Effect of pulmonary surfactant on the dissolution, stability and uptake of zinc oxide nanowires by human respiratory epithelial cells.

Inhaled nanoparticles (NPs) have high-deposition rates in the alveolar region of the lung but the effects of pulmonary surfactant (PS) on nanoparticle bioreactivity are unclear. Here, the impact of PS on the stability and dissolution of ZnO nanowires (ZnONWs) was investigated, and linked with their bioreactivity in vitro with human alveolar epithelial type 1-like cells (TT1). Pre-incubation of ZnONWs with Curosurf® (a natural porcine PS) decreased their dissolution at acidic pH, through the formation of a phospholipid corona. Confocal live cell microscopy confirmed that Curosurf® lowered intracellular dissolution, thus delaying the onset of cell death compared to bare ZnONWs.
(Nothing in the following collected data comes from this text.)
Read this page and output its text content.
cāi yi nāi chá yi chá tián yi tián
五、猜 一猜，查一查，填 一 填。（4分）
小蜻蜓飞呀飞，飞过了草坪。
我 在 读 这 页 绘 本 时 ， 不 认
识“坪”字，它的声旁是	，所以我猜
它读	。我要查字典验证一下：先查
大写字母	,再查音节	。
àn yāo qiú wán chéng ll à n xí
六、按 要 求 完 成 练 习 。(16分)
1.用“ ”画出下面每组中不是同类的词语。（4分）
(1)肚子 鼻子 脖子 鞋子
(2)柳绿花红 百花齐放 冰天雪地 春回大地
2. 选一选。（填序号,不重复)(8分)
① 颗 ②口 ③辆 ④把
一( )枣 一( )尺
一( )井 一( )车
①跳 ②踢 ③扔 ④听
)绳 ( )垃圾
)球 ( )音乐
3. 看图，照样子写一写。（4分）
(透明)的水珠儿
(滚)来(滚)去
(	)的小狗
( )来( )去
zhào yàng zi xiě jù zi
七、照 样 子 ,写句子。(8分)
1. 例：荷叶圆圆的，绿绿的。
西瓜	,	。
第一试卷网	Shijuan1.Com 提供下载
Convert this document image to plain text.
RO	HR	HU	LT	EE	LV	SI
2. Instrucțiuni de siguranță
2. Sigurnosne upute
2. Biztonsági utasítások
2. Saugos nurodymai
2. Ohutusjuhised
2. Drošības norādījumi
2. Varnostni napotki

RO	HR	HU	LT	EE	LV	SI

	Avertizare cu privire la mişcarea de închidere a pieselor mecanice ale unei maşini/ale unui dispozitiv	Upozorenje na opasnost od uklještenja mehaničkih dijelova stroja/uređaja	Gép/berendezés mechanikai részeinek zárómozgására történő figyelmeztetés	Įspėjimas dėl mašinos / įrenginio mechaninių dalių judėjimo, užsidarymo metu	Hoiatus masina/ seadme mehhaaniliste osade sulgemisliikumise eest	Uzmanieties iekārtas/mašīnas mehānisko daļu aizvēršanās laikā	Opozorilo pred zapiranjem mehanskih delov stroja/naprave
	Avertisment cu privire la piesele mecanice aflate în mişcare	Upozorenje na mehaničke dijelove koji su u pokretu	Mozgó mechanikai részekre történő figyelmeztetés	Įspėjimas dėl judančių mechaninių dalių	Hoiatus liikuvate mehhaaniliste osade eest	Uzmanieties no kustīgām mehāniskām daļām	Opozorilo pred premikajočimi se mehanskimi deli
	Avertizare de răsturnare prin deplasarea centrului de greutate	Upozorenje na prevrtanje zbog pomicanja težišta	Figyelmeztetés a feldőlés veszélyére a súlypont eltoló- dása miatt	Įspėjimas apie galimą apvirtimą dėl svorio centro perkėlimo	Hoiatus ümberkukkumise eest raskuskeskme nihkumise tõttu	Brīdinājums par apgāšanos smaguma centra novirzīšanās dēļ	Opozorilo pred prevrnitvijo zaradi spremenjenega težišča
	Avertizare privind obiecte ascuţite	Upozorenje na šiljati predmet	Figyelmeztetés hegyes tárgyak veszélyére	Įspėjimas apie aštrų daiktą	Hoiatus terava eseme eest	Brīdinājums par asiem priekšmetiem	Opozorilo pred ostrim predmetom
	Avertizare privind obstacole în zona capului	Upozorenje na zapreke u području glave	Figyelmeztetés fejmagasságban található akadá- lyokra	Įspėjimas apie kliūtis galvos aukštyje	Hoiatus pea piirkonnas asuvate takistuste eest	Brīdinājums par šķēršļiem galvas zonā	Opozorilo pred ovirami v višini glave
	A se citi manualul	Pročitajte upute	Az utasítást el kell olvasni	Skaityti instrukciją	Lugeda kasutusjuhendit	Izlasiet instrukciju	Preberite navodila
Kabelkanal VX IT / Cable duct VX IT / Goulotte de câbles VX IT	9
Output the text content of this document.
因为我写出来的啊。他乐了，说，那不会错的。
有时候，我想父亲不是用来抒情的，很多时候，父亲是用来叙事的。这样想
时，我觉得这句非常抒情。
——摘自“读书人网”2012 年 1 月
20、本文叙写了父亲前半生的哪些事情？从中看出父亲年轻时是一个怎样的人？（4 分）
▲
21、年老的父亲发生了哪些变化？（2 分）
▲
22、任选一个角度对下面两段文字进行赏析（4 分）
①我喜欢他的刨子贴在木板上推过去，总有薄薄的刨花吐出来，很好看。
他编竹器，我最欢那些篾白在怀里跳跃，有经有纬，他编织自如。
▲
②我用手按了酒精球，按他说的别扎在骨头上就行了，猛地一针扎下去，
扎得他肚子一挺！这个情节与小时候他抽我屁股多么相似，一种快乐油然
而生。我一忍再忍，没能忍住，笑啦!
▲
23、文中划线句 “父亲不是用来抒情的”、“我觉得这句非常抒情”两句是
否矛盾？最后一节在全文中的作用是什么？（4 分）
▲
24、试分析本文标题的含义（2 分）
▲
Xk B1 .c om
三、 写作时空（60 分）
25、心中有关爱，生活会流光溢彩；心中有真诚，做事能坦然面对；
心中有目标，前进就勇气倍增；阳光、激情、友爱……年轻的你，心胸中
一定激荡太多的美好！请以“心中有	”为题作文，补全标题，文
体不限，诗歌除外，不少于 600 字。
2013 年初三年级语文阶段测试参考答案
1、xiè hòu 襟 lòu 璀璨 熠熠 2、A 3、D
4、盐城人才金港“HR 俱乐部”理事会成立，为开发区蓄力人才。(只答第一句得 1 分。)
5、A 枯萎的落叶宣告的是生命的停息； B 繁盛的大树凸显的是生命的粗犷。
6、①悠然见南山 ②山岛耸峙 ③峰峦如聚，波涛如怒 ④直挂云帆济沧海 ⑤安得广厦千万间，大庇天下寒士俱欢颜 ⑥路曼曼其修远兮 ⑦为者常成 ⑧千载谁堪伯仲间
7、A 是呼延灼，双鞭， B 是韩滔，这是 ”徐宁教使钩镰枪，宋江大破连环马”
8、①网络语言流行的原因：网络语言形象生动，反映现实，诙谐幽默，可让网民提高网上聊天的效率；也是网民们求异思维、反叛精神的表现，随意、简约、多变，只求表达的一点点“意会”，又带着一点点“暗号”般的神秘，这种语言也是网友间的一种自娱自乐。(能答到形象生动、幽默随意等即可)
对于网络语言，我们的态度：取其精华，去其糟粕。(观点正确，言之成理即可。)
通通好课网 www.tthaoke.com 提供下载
Despite reducing dissolution, Curosurf® significantly increased the uptake of ZnONWs within TT1 cells, ultimately increasing their toxicity after 24 h. Although serum improved ZnONW dispersion in suspension similar to Curosurf®, it had no effect on ZnONW internalization and toxicity, indicating a unique role of PS in promoting particle uptake. In the absence of PS, ZnONW length had no effect on dissolution kinetics or degree of cellular toxicity, indicating a less important role of length in determining ZnONW bioreactivity. This work provides unique findings on the effects of PS on the stability and toxicity of ZnONWs, which could be important in the study of pulmonary toxicity and epithelial-endothelial translocation of nanoparticles in general.